Examples of research that shaped my thinking are: Costa and Garmston’s 2003 paper which points out on page 5 that “if threat, fear, pain even in the most minute portions are perceived, neurological and chemical processes occur which prepare the system for survival, not reflection”; and another study by Boyatzis and Jack (2010) which looked at brain imaging during coaching and found that “by spending 30 minutes talking about a person’s desired, personal vision, we could light up (activate) the parts of the brain 5-7 days later that are associated with cognitive, perceptual and emotional openness and better functioning.”

I realised that being helpful to coachees (and don’t we all want to be helpful and have a positive impact?) was helping them do their own thinking, their own reflecting.

In my consequent experiences as coach and coachee, I have found that people have the capacity to be highly self-aware, if given the opportunity.

The best feeling as a coach is when a coachee experiences what Cognitive Coaching calls ‘cognitive shift’, a moment of new previously-untapped realisation.

As I develop my own coaching practice I have realised how many layers of expertise and deceptively simple skill a coach requires. Incorporating the Five States of Mind, tracking eye movement, paraphrasing of non-verbal as well as verbal language, and artful asking of the right question for the right person at the right moment, are skills I continue to develop. As a coach it is like being a duck who appears to glide across the pond whilst its legs are madly paddling under water. There is a lot going on in the coaching brain! While I think everyone is coachable, I am not sure everyone can be a coach.

by @debsnet

Impacts

As a coach this year in our now-rolled-out model, my belief in the power of Cognitive Coaching continues to be affirmed. The approach has been well-received by teachers who are realising that this process is not about evaluation or accountability, but about their growth and authored by them. The other aspects of our model are also working. Lesson data is proving to be potentially transformational in its own right (that is another post for another time). The Danielson Framework for Teaching is enhancing teachers’ precision of reflection and goal setting around their practice.

We continue to collect data from a number of sources to continue to iterate the model.
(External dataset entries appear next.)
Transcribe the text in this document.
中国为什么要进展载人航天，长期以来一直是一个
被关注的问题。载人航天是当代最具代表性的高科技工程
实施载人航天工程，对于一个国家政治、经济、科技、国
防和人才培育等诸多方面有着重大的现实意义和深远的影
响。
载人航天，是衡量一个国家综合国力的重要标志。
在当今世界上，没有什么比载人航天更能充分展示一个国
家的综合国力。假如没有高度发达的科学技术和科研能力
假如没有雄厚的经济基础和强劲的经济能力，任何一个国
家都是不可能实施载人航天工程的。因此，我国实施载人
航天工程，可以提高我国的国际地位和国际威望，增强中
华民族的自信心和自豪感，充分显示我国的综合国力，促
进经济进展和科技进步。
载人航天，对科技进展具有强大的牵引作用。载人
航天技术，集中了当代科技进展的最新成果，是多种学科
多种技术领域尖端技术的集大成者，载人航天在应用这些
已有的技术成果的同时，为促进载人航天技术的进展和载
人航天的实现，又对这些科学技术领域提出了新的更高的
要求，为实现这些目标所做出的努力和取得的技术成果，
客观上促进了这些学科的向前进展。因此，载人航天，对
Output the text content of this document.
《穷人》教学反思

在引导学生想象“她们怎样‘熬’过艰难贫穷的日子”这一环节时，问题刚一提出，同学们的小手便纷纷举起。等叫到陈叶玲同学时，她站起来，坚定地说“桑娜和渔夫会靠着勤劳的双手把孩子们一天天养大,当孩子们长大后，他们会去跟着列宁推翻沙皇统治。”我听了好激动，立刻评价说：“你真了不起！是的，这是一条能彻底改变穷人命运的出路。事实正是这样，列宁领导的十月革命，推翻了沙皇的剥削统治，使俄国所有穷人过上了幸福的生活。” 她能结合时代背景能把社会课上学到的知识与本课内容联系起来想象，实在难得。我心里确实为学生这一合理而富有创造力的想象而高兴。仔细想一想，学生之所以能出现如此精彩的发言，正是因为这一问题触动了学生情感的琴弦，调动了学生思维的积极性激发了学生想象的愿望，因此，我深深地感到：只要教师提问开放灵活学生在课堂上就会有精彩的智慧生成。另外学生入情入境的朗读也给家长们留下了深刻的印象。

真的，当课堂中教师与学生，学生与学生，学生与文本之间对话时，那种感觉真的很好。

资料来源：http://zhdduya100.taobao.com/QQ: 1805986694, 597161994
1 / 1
This includes external student achievement data, internal perception surveys and focus groups.

I want to leave you with this quote from Andy Hargreaves and Jane Skelton (2012), which really sums up for me what coaching should be about (my emphasis):

In some of its earliest origins, coaching is a learning journey undertaken willingly by travellers together. However, in the context of large-scale systematic reform, coaching has too often turned into enforced transportations from boardrooms into classrooms of unreflective practices based on inflexible ideologies or exaggerated sources of evidence.

A coach is a vehicle. But in education, it is not an inanimate one. Should a coach be a mere deliverer of other people’s goods and chattels? Or should the coach carry learners and learning along a self-chosen journey together? Are coaches providers of service learning, or vehicles that deliver people into bureaucratic servitude? Like life coaches, should educational coaches develop people’s own capacity to help themselves, or is their role to watch over teachers’ fidelity to or compliance with externally prescribed practice? …

It takes a big man or woman to step aside from surgery and actively help others take their place at the cutting edge of their profession. And it takes a great coach to stand up for the moral purpose of their work that is or should be at the core of all coaching – developing people, not implementing policies; building capacity rather than enforcing compliance; and giving colleagues a professional service rather than delivering them into ideological servitude.